Professional Military Solutions Corporation is an up-and-coming mercenary firm that focuses on providing naval asset support for independent system garrisons, ground-oriented mercenary companies, and to engage in high-threat counterpiracy and marauder eradication operations. As the core of the company’s asset profile is based around their ships, it made perfect sense for PMSC to invest the 1.2 billion credits to construct their own shipyards and armaments factories to produce vessels ranging from fighters to battlecruisers. This is one of those vessels.
Due to the large number of Namaran pilots within the company, the designers wanted to create a fighter that could be flown by Humans and Namarans, but also be able to make the best use of the Namaran’s superhuman agility and perception. To achieve that, the engineers stepped outside of the box a bit and looked at the maneuverability dynamics of conventional gravitic drives. In general, the location of a gravitic drive is somewhat less important than older pulsed fusion drives, largely because of the bubble effect. This is the principle where the entire craft is enveloped in the gravitic field of the engine in a fashion not unlike a bubble, and the bubble itself moves with the vessel being relatively static within.

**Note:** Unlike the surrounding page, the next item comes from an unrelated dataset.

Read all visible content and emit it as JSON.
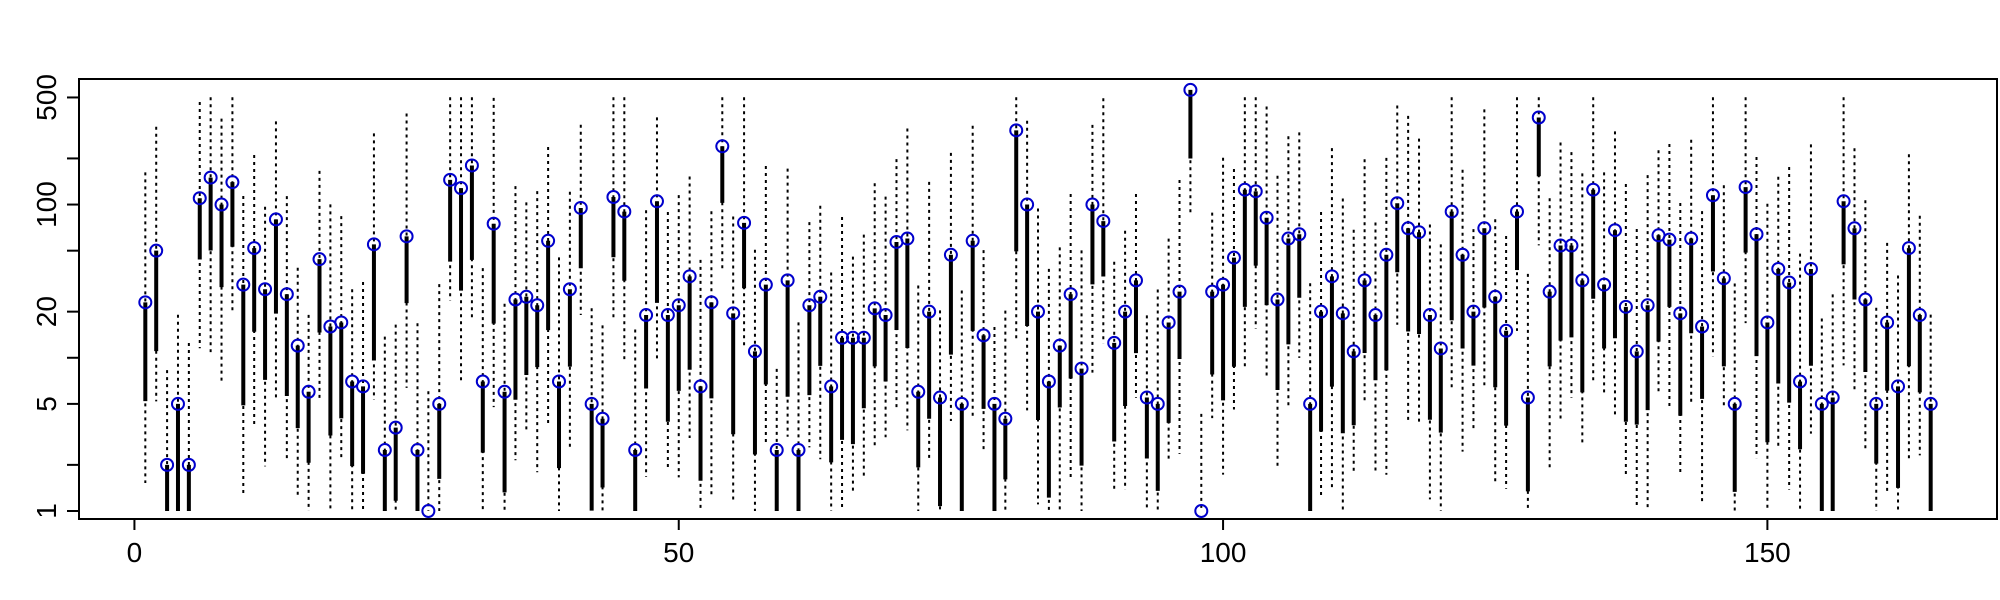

In his research, chief engineer Kurtis Rayburn noticed that the midship placement of the primary maneuvering and propulsion gravitic drives in the Spartan Group mercenary company’s Xyphon-class frigate was directly responsible for that ship’s legendary maneuverability. Studying the interaction between the fields, he determined that it wasn’t the midship placement, but the interaction between the fields generated by the four primary engines spaced equilaterally around the vessel in the engine nacelle ring. Further research into this led to a more streamlined and scaled-down engine layout designed for a fighter to allow it to outmaneuver just about anything else out there. And thus, the unusual quad-wing design of the Talon was born.
The Talon is armed with five primary energy weapons- four wing-mounted 80mm pulsed AP lancers and a spinal-mount 130mm heavy APPC with the barrel emitter in the bow. The use of anti-proton particle weapons in a fighter obviously requires additional polarity inverters to convert hydrogen taken in through the ramscoops into anti-hydrogen, and then refine this into charged particles which fuel the AP weaponry. However, in the case of the lancers the wings proved to have sufficient room to fit these systems in amidst the reinforced superstructure and microreactors, allowing each wing to act independent of the rest of the craft. The end result- disabling one wing, or even the primary reactor in the main hull, does not cripple these weapons.
The Talon is primarily an interceptor, which are normally light on missile payload. Missiles in 24th century combat are primarily anti-ship weapons, largely due to the relative lack of maneuverability and the significantly deadlier yield being wasted on a fighter. However, the Talon carries a payload of twenty SRMs and eight LRMs, far more than most interceptors, housed in the main body in a cylindrical magazine around the APPC spinal. The launch ports for these missiles are two fore, two aft, both in the ventral hull. This fore-and-aft dispersion allows the Talon to fire SRMs at pursuing fighters without the usual launch-to-contact delays due to missile aspect changes.
Nor are the aft missile batteries the only defensive capabilities of the Talon. In addition to its phenomenal agility in both space and atmo, it has an aft-mounted 40mm AP lancer turret for missile defense and counter-fighter fire, as well as a short-range FragMaster disruptor cannon designed to wreak havoc with the electronics of pursuing craft. The electron arrestor and photon attractor fields play hell with even the most advanced non-hardened networks and electronics, and can often disable forward shield generators to soften a target up for the defensive weapons.
The vulnerability of the Talon is an attack from directly perpendicular- either directly above, below, or to the sides of the craft- due to the lack of an omnidirectional weapon system such as dorsal/ventral turrets and the like. However, this vulnerability is common among interceptors, and pilots learn to avoid turning their flanks to an enemy.